Ainsi a parlé Claude Guéant, ministre de l’Intérieur de la République française, parti depuis en session de rattrapage aux Antilles. Déjà, en 2007, son boss proclamait à Dakar : « L’homme africain n’est pas assez entré dans l’Histoire. » Entre 1939 et 1945, par la folie d’un peintre raté et la complicité de fonctionnaires zélés, six millions de juifs ont été gazés, pillés, déportés, parqués. Les deux conflits mondiaux (plus européens, tu meurs) ont causé la mort de dizaines de millions de soldats et civils, pour autant de veuves et d’orphelins.
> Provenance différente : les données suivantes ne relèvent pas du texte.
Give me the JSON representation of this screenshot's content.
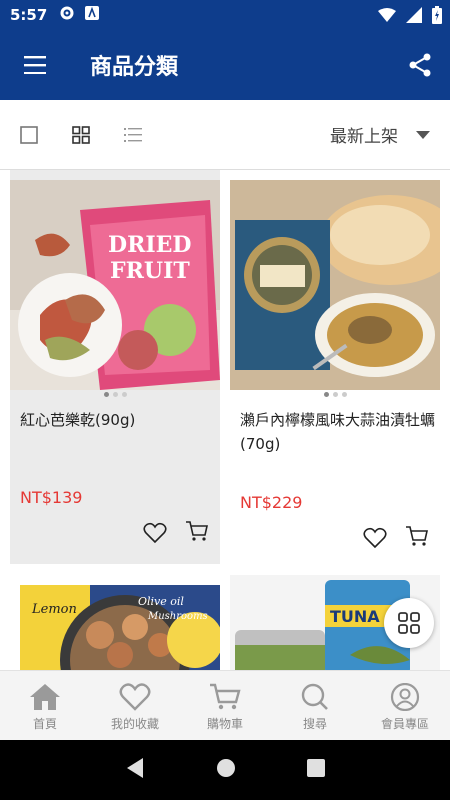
{
  "status_bar": {
    "time": "5:57"
  },
  "app_bar": {
    "title": "商品分類"
  },
  "toolbar": {
    "sort_label": "最新上架"
  },
  "products": [
    {
      "name": "紅心芭樂乾(90g)",
      "price": "NT$139"
    },
    {
      "name": "瀨戶內檸檬風味大蒜油漬牡蠣 (70g)",
      "price": "NT$229"
    }
  ],
  "bottom_nav": [
    {
      "label": "首頁",
      "icon": "home-icon"
    },
    {
      "label": "我的收藏",
      "icon": "heart-icon"
    },
    {
      "label": "購物車",
      "icon": "cart-icon"
    },
    {
      "label": "搜尋",
      "icon": "search-icon"
    },
    {
      "label": "會員專區",
      "icon": "user-icon"
    }
  ],
  "colors": {
    "brand": "#0e3d8c",
    "price": "#e53935"
  }
}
Avant d’être une gentille arme de dissuasion, la bombe atomique a été larguée sur les femmes et les enfants de deux villes japonaises – c’était des jours d’été. Il n’y a pas si longtemps, nous avons planifié la traite des Noirs, lancé des croisades de haine, guillotiné des innocents, massacré les Indiens d’Amérique, les Aborigènes d’Australie, les Incas du Pérou. Les Algériens ? Secret défense.
Aujourd’hui ? Bien sûr, nous défendons tous les vagues et consensuelles « valeurs universelles des droits de l’homme ». Qui est contre l’Etat de Droit face à la violence des mafias, contre l’accès à l’éducation et aux soins médicaux, contre le respect des minorités ethniques et religieuses ?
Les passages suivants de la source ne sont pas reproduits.